5. Considérant, d'autre part, que l'interdiction en cause ne se rapporte qu'au stockage de données et ne met pas par elle-même en cause la liberté de s'exprimer ni de communiquer ; qu'ainsi, les moyens tirés de la méconnaissance de l'article 10 de la Déclaration des droits de l'homme et du citoyen, de l'article 11 de la convention européenne de sauvegarde des droits de l'homme et des libertés fondamentales, de l'article 19 du pacte international relatif aux droits civils et politiques et de l'article 11 de la charte des droits fondamentaux de l'Union européenne, qui garantissent la liberté d'expression, sont inopérants et ne peuvent qu'être écartés ;

6. Considérant, enfin, que, contrairement à ce qui est soutenu, l'interdiction litigieuse ne porte pas atteinte aux droits de la défense, dès lors qu'elle ne fait pas obstacle à la préparation par la personne détenue de sa défense, y compris lorsque cette dernière décide de ne pas solliciter l'assistance d'un avocat ;

7. Considérant qu'il résulte de tout ce qui précède, sans qu'il soit besoin de statuer sur la fin de non-recevoir soulevée par le ministre de la justice en défense, que M. B... n'est pas fondé à demander l'annulation de la décision qu'il attaque ; que les dispositions des articles L. 761-1 du code de justice administrative et 37 de la loi du 10 juillet 1991 font obstacle à ce qu'il soit fait droit aux conclusions présentées sur le fondement de ces dispositions par la SCP Baraduc, Duhamel, Rameix, avocat de M. B...;

D E C I D E :

--------------

Article 1er : La requête de M. B...est rejetée.

Article 2 : La présente décision sera notifiée à M. A...B...et au garde des sceaux, ministre de la justice.


Synthèse
Formation : 6ème / 1ère ssr
Numéro d'arrêt : 376269
Date de la décision : 03/02/2016
Type d'affaire : Administrative
Type de recours : Excès de pouvoir

Analyses

DROITS CIVILS ET INDIVIDUELS - LIBERTÉS PUBLIQUES ET LIBERTÉS DE LA PERSONNE - SECRET DE LA VIE PRIVÉE - MÉCONNAISSANCE - ABSENCE - LIMITATION DES DONNÉES CONSERVABLES SUR SUPPORT INFORMATIQUE PAR LES DÉTENUS (DÉCRET N° 2013-368 DU 30 AVRIL 2013).

26-03-10 Le deuxième alinéa du VII de l'article 19 du règlement intérieur type des établissements pénitentiaires annexé au décret n° 2013-368 du 30 avril 2013, qui interdit aux détenus de conserver sur support informatique des données personnelles qui proviendraient de l'extérieur de l'établissement pénitentiaire, se justifie notamment par la difficulté pour l'administration pénitentiaire d'exercer le contrôle des données conservées sur support informatique et répond à l'objectif d'intérêt général de protection de la sécurité et du bon ordre dans les établissements pénitentiaires.
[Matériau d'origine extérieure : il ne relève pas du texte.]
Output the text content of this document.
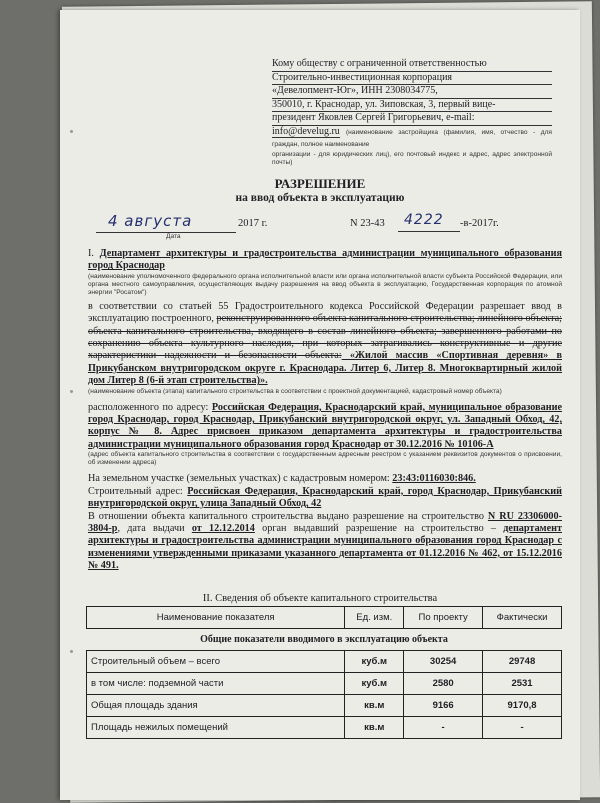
Кому обществу с ограниченной ответственностью
Строительно-инвестиционная корпорация
«Девелопмент-Юг», ИНН 2308034775,
350010, г. Краснодар, ул. Зиповская, 3, первый вице-
президент Яковлев Сергей Григорьевич, e-mail:
info@develug.ru (наименование застройщика (фамилия, имя, отчество - для граждан, полное наименование
организации - для юридических лиц), его почтовый индекс и адрес, адрес электронной почты)
РАЗРЕШЕНИЕ
на ввод объекта в эксплуатацию
4 августа	2017 г.
Дата
N 23-43 4222 -в-2017г.
I. Департамент архитектуры и градостроительства администрации муниципального образования город Краснодар
(наименование уполномоченного федерального органа исполнительной власти или органа исполнительной власти субъекта Российской Федерации, или органа местного самоуправления, осуществляющих выдачу разрешения на ввод объекта в эксплуатацию, Государственная корпорация по атомной энергии "Росатом")
в соответствии со статьей 55 Градостроительного кодекса Российской Федерации разрешает ввод в эксплуатацию построенного, реконструированного объекта капитального строительства; линейного объекта; объекта капитального строительства, входящего в состав линейного объекта; завершенного работами по сохранению объекта культурного наследия, при которых затрагивались конструктивные и другие характеристики надежности и безопасности объекта: «Жилой массив «Спортивная деревня» в Прикубанском внутригородском округе г. Краснодара. Литер 6, Литер 8. Многоквартирный жилой дом Литер 8 (6-й этап строительства)».
(наименование объекта (этапа) капитального строительства в соответствии с проектной документацией, кадастровый номер объекта)
расположенного по адресу: Российская Федерация, Краснодарский край, муниципальное образование город Краснодар, город Краснодар, Прикубанский внутригородской округ, ул. Западный Обход, 42, корпус № 8. Адрес присвоен приказом департамента архитектуры и градостроительства администрации муниципального образования город Краснодар от 30.12.2016 № 10106-А
(адрес объекта капитального строительства в соответствии с государственным адресным реестром с указанием реквизитов документов о присвоении, об изменении адреса)
На земельном участке (земельных участках) с кадастровым номером: 23:43:0116030:846.
Строительный адрес: Российская Федерация, Краснодарский край, город Краснодар, Прикубанский внутригородской округ, улица Западный Обход, 42
В отношении объекта капитального строительства выдано разрешение на строительство N RU 23306000-3804-р, дата выдачи от 12.12.2014 орган выдавший разрешение на строительство – департамент архитектуры и градостроительства администрации муниципального образования город Краснодар с изменениями утвержденными приказами указанного департамента от 01.12.2016 № 462, от 15.12.2016 № 491.
II. Сведения об объекте капитального строительства
Наименование показателя	Ед. изм.	По проекту	Фактически
Общие показатели вводимого в эксплуатацию объекта			
Строительный объем – всего	куб.м	30254	29748
в том числе: подземной части	куб.м	2580	2531
Общая площадь здания	кв.м	9166	9170,8
Площадь нежилых помещений	кв.м	-	-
Une telle restriction ne peut, alors que les intéressés sont autorisés à disposer de photographies de leurs proches conservées sur support papier, être regardée comme portant une atteinte disproportionnée au droit au respect de la vie privée et familiale des personnes détenues et ne méconnaît ni l'article 2 de la Déclaration des droits de l'homme et du citoyen, ni l'article 8 de la convention européenne de sauvegarde des droits de l'homme et des libertés fondamentales.

DROITS CIVILS ET INDIVIDUELS - LIBERTÉS PUBLIQUES ET LIBERTÉS DE LA PERSONNE - DROITS DE LA PERSONNE - DROIT AU RESPECT DE LA VIE FAMILIALE - MÉCONNAISSANCE - ABSENCE - LIMITATION DES DONNÉES CONSERVABLES SUR SUPPORT INFORMATIQUE PAR LES DÉTENUS (DÉCRET N° 2013-368 DU 30 AVRIL 2013).

26-03-11 Le deuxième alinéa du VII de l'article 19 du règlement intérieur type des établissements pénitentiaires annexé au décret n° 2013-368 du 30 avril 2013, qui interdit aux détenus de conserver sur support informatique des données personnelles qui proviendraient de l'extérieur de l'établissement pénitentiaire, se justifie notamment par la difficulté pour l'administration pénitentiaire d'exercer le contrôle des données conservées sur support informatique et répond à l'objectif d'intérêt général de protection de la sécurité et du bon ordre dans les établissements pénitentiaires. Une telle restriction ne peut, alors que les intéressés sont autorisés à disposer de photographies de leurs proches conservées sur support papier, être regardée comme portant une atteinte disproportionnée au droit au respect de la vie privée et familiale des personnes détenues et ne méconnaît ni l'article 2 de la Déclaration des droits de l'homme et du citoyen, ni l'article 8 de la convention européenne de sauvegarde des droits de l'homme et des libertés fondamentales.

DROITS CIVILS ET INDIVIDUELS - CONVENTION EUROPÉENNE DES DROITS DE L'HOMME - DROITS GARANTIS PAR LA CONVENTION - DROIT AU RESPECT DE LA VIE PRIVÉE ET FAMILIALE (ART - 8) - MÉCONNAISSANCE - ABSENCE - LIMITATION DES DONNÉES CONSERVABLES SUR SUPPORT INFORMATIQUE PAR LES DÉTENUS (DÉCRET N° 2013-368 DU 30 AVRIL 2013).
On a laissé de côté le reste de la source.